The obedient wife departed, and came back in five minutes, in a brown cloth dress, with jacket, hat, and muff of darkest sealskin.

‘What a delightful study in brown!’ said John.

They went out into the Dutch garden—that garden where John Treverton had walked alone on the morning after his first arrival at Hazlehurst—the garden where he had seen Laura standing under the yew-tree arch, in the glad April sunshine. They passed under the arch to-day, and made the circuit of the orchard, and speculated as to how long it would be before the primroses would brighten the grassy banks, and the wild purple crocuses break through the sod, like imprisoned souls rising from a wintry grave. Never had they been happier together—perhaps never so happy, for John Treverton’s mind was no longer burdened with the secret of an unhappy past. To-day it seemed to both as if there was not a cloud on their horizon. They strolled about orchard and garden until the church clock struck nine, and then John went straight to the hall door, where his handsome bay stood waiting for him, and where Laura’s ponies were rattling their bits, and shaking their pretty little thoroughbred heads, in a general impatience to be doing something, were it only running away with the light basket carriage to which they were harnessed.

‘Oh, there is your tenant,’ said Laura, as she and her husband came round the gravel drive from the adjacent garden, ‘standing at the hall door waiting for you.’

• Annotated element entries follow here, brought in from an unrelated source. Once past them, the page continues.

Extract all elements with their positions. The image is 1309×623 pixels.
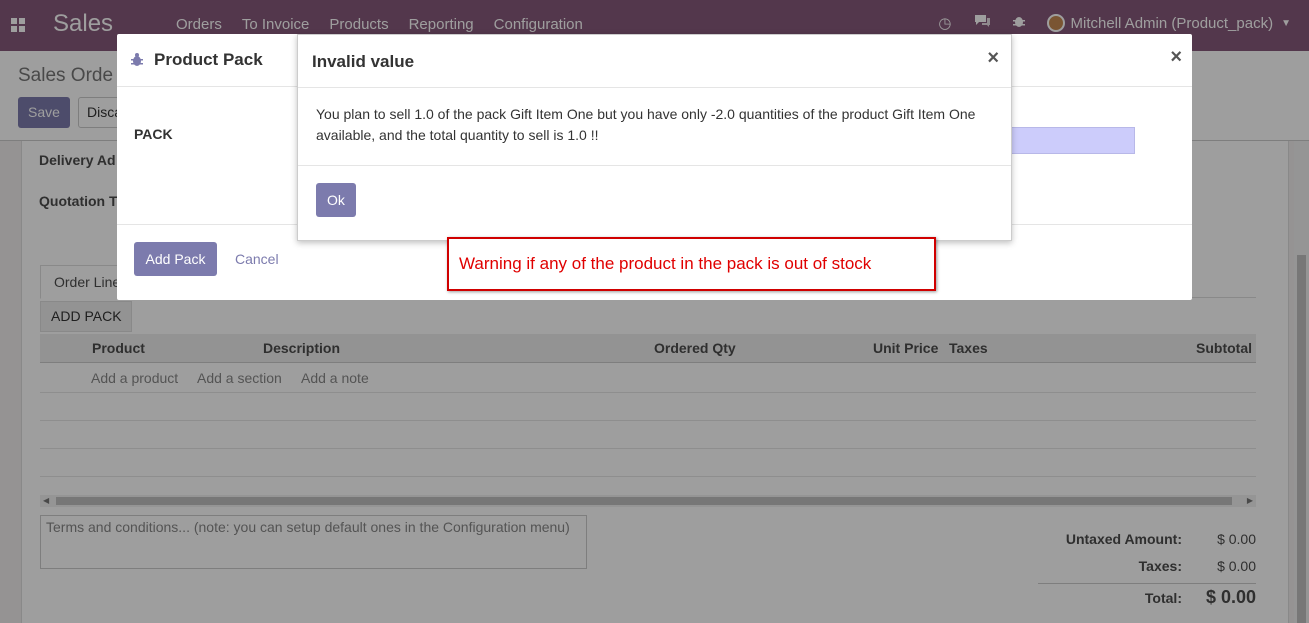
annotation-text: Warning if any of the product in the pac… xyxy=(459,254,872,273)
dialog-title: Product Pack xyxy=(154,50,263,69)
pack-field-label: PACK xyxy=(134,126,173,142)
invalid-value-dialog: Invalid value × You plan to sell 1.0 of … xyxy=(297,34,1012,241)
close-icon[interactable]: × xyxy=(987,47,999,70)
pack-input[interactable] xyxy=(1001,127,1135,154)
bug-icon xyxy=(131,53,143,66)
dialog-footer: Ok xyxy=(298,165,1011,241)
dialog-header: Invalid value × xyxy=(298,35,1011,88)
close-icon[interactable]: × xyxy=(1170,46,1182,69)
ok-button[interactable]: Ok xyxy=(316,183,356,217)
cancel-button[interactable]: Cancel xyxy=(235,251,279,267)
dialog-title: Invalid value xyxy=(312,52,415,71)
warning-message: You plan to sell 1.0 of the pack Gift It… xyxy=(316,106,976,143)
add-pack-confirm-button[interactable]: Add Pack xyxy=(134,242,217,276)
annotation-callout: Warning if any of the product in the pac… xyxy=(447,237,936,291)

‘Is that he?’ exclaimed Treverton. ‘He looks uncommonly like a Londoner.—Well, my good fellow,’ he began, going up to the man, hunting-crop in hand, ready to mount his horse, ‘what is your business with me? Please make it as short as you can, for I’ve six miles to ride before I begin my day’s work.’

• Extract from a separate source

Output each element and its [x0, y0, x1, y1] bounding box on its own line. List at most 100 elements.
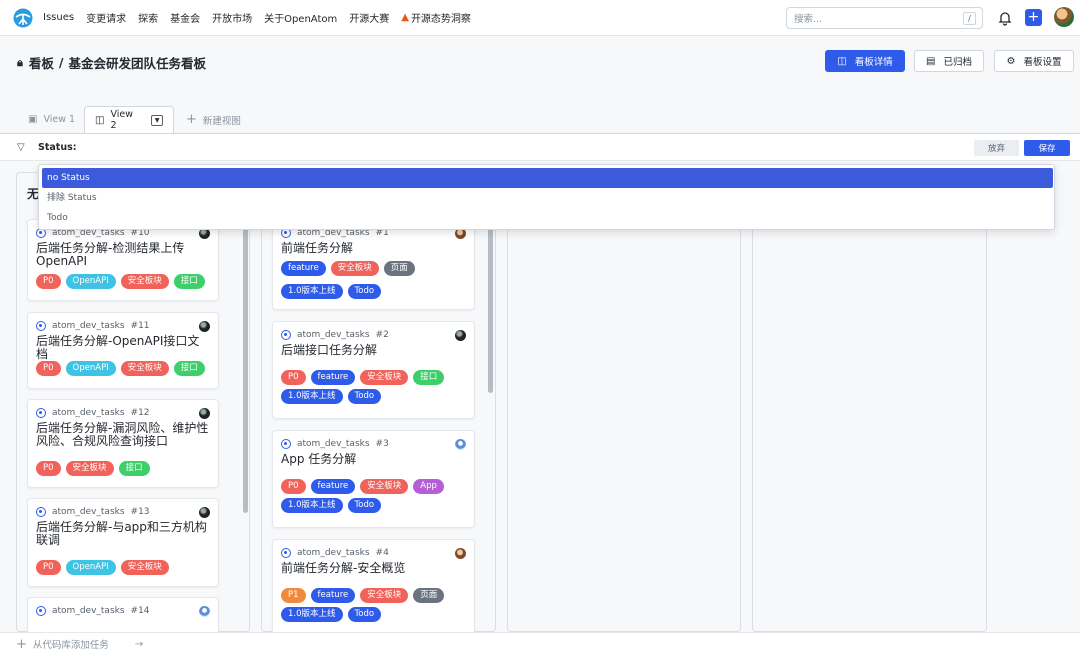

‘I shall be very brief, Mr. Treverton,’ answered the stranger, coming close up to the master of Hazlehurst Manor, and speaking in a low and serious tone, ‘for I want to catch the up train at 11.30, and I must take you with me. I’m a police officer from Scotland Yard, and I am here to arrest you on suspicion of having murdered your wife, known as Mademoiselle Chicot, at Cibber Street, Leicester Square, on the 19th of February, 187—.’

John Treverton turned deadly pale, but he faced the man without flinching.

‘I’ll come with you immediately,’ he said; ‘but you can do me one favour. Don’t let my wife know the nature of the business that takes me to London. I can get it broken to her gently after I am gone.’

‘Don’t you think you’d better tell her yourself?’ suggested the detective, in a friendly tone. ‘She’ll take it better from you than from any one else. I’ve always found it so. Tell her the truth, and let her come to London with us, if she likes.’

‘You are right,’ said Treverton; ‘she’ll be happier near me than eating her heart out down here. You’ve got some one withyou, I suppose. You didn’t reckon upon taking me single-handed?’

‘I didn’t reckon upon your making any resistance. You’re too much a gentleman and a man of the world. I’ve no doubt you can clear yourself when you come before a magistrate, and that the business will go no further. It was your being absent from the inquest, you know, that made things look bad against you.’

‘Yes, that was a mistake,’ answered Treverton.

‘I’ve got a man inside,’ said the detective. ‘If you’ll step into the parlour, and have it out with your wife, he can wait in the hall. Perhaps you wouldn’t mind ordering a trap of some kind to take us to the station. It might look better for you to go in your own trap.’

‘Yes, I’ll see to it,’ assented John Treverton absently. ‘Answer me one question, there’s a good fellow. Who set Scotland Yard on my heels? Who put you up to the fact that I am the man who called himself Chicot?’

‘Never you mind how we got at that, sir,’ replied the detective sagely. ‘That’s a kind of thing we never tell. We got the straight tip; that’s all you need know. It don’t make no difference to you how we got it, does it, now?’

‘Yes,’ said John Treverton, ‘it makes a great difference. But I dare say I shall know all about it before long.’